May 8-9, 2008:  Milwaukee to Mobile, AL.

And so it begins!  Rising early in anticipation of a long day of traveling brings mixed feelings of excitement with the normal nervousness of making sure everything needed is packed.  Off to the airport to begin the "sitting" section of the trip.  There is a good omen in the air -- the sun is shining brightly; the flights are all on time; the lines short; security courteous and relaxed.  The  positive energy is abound!  Mobile here we come.

Mobile, AL is located on the Gulf of Mexico.  The French influence perpetrates the architecture throughout the older sections of the the city.  The present day city is the hub of a large port that sees massive amounts of produce cargo going into and out of the country.  Tobacco, food products, oil, all find their ways on and off of the large ships docked in the yards lining the city shores.  But that was not the main cargo of the 1700 and early 1800s.  While tobacco definitely found its way onto the ships, the main cargo being delivered at that time was human.  Thousand of African captives were deposited on the docks only to be sold to the highest bidder and moved off to the plantations of the South to work the land and serve the landowners.  Mobile is the home of the largest slave market in the "free" world!

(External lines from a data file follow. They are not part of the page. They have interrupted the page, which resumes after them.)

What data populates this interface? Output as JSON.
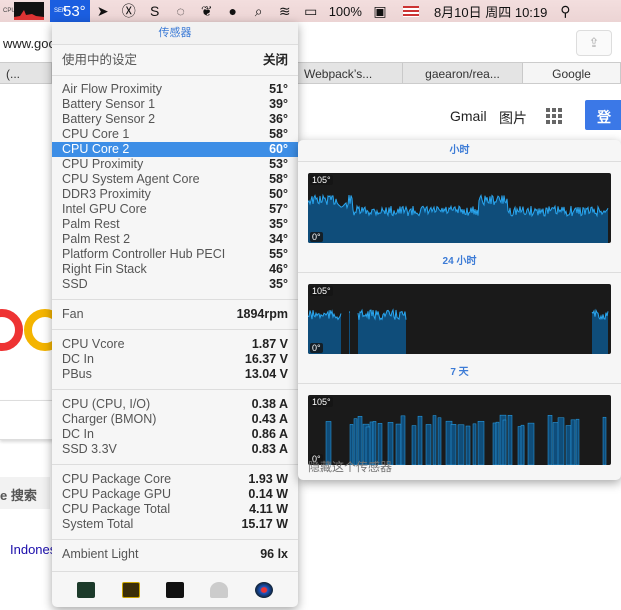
{
  "menubar": {
    "cpu_label": "CPU",
    "sensor_label": "SEN",
    "sensor_temp": "53°",
    "battery": "100%",
    "datetime": "8月10日 周四  10:19",
    "icons": [
      "arrow-icon",
      "wrench-icon",
      "s-icon",
      "chat-icon",
      "evernote-icon",
      "wechat-icon",
      "search-doc-icon",
      "wifi-icon",
      "airplay-icon",
      "battery-icon",
      "flag-us-icon",
      "spotlight-icon"
    ]
  },
  "browser": {
    "address": "www.goo",
    "tabs": [
      "(...",
      "",
      "Webpack’s...",
      "gaearon/rea...",
      "Google"
    ],
    "gmail": "Gmail",
    "images": "图片",
    "login": "登录",
    "search_button": "e 搜索",
    "link": "Indones"
  },
  "menu": {
    "title": "传感器",
    "setting_label": "使用中的设定",
    "setting_value": "关闭",
    "temps": [
      [
        "Air Flow Proximity",
        "51°"
      ],
      [
        "Battery Sensor 1",
        "39°"
      ],
      [
        "Battery Sensor 2",
        "36°"
      ],
      [
        "CPU Core 1",
        "58°"
      ],
      [
        "CPU Core 2",
        "60°"
      ],
      [
        "CPU Proximity",
        "53°"
      ],
      [
        "CPU System Agent Core",
        "58°"
      ],
      [
        "DDR3 Proximity",
        "50°"
      ],
      [
        "Intel GPU Core",
        "57°"
      ],
      [
        "Palm Rest",
        "35°"
      ],
      [
        "Palm Rest 2",
        "34°"
      ],
      [
        "Platform Controller Hub PECI",
        "55°"
      ],
      [
        "Right Fin Stack",
        "46°"
      ],
      [
        "SSD",
        "35°"
      ]
    ],
    "selected": "CPU Core 2",
    "fans": [
      [
        "Fan",
        "1894rpm"
      ]
    ],
    "voltages": [
      [
        "CPU Vcore",
        "1.87 V"
      ],
      [
        "DC In",
        "16.37 V"
      ],
      [
        "PBus",
        "13.04 V"
      ]
    ],
    "currents": [
      [
        "CPU (CPU, I/O)",
        "0.38 A"
      ],
      [
        "Charger (BMON)",
        "0.43 A"
      ],
      [
        "DC In",
        "0.86 A"
      ],
      [
        "SSD 3.3V",
        "0.83 A"
      ]
    ],
    "power": [
      [
        "CPU Package Core",
        "1.93 W"
      ],
      [
        "CPU Package GPU",
        "0.14 W"
      ],
      [
        "CPU Package Total",
        "4.11 W"
      ],
      [
        "System Total",
        "15.17 W"
      ]
    ],
    "light": [
      [
        "Ambient Light",
        "96 lx"
      ]
    ],
    "footer_icons": [
      "activity-monitor-icon",
      "console-icon",
      "terminal-icon",
      "disk-utility-icon",
      "istat-icon"
    ]
  },
  "graphs": {
    "sections": [
      {
        "title": "小时",
        "max": "105°",
        "min": "0°"
      },
      {
        "title": "24 小时",
        "max": "105°",
        "min": "0°"
      },
      {
        "title": "7 天",
        "max": "105°",
        "min": "0°"
      }
    ],
    "hide_label": "隐藏这个传感器",
    "colors": {
      "line": "#2aa6ef",
      "fill": "#0f4d7a"
    }
  }
}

It is only fitting that this journey following the road to freedom should start at the base of the beginning of the slavery.  Thirty women will begin tomorrow to pedal the pathway from Mobile's slave market to Canada and the land of anti-slavery of the 1800s.  We will follow one of the pathways that the early slaves used in their attempt to escape the bondage forced upon them.  We will travel by bike rather than foot;  we will be free to travel when and where we want to go, rather than hide behind trees or bushes;  we will be well fed, and pampered upon,  rather than beg for food and water;  but we will ride through all the elements, greet hazards (hopefully small) and attempt to trace a part of US history.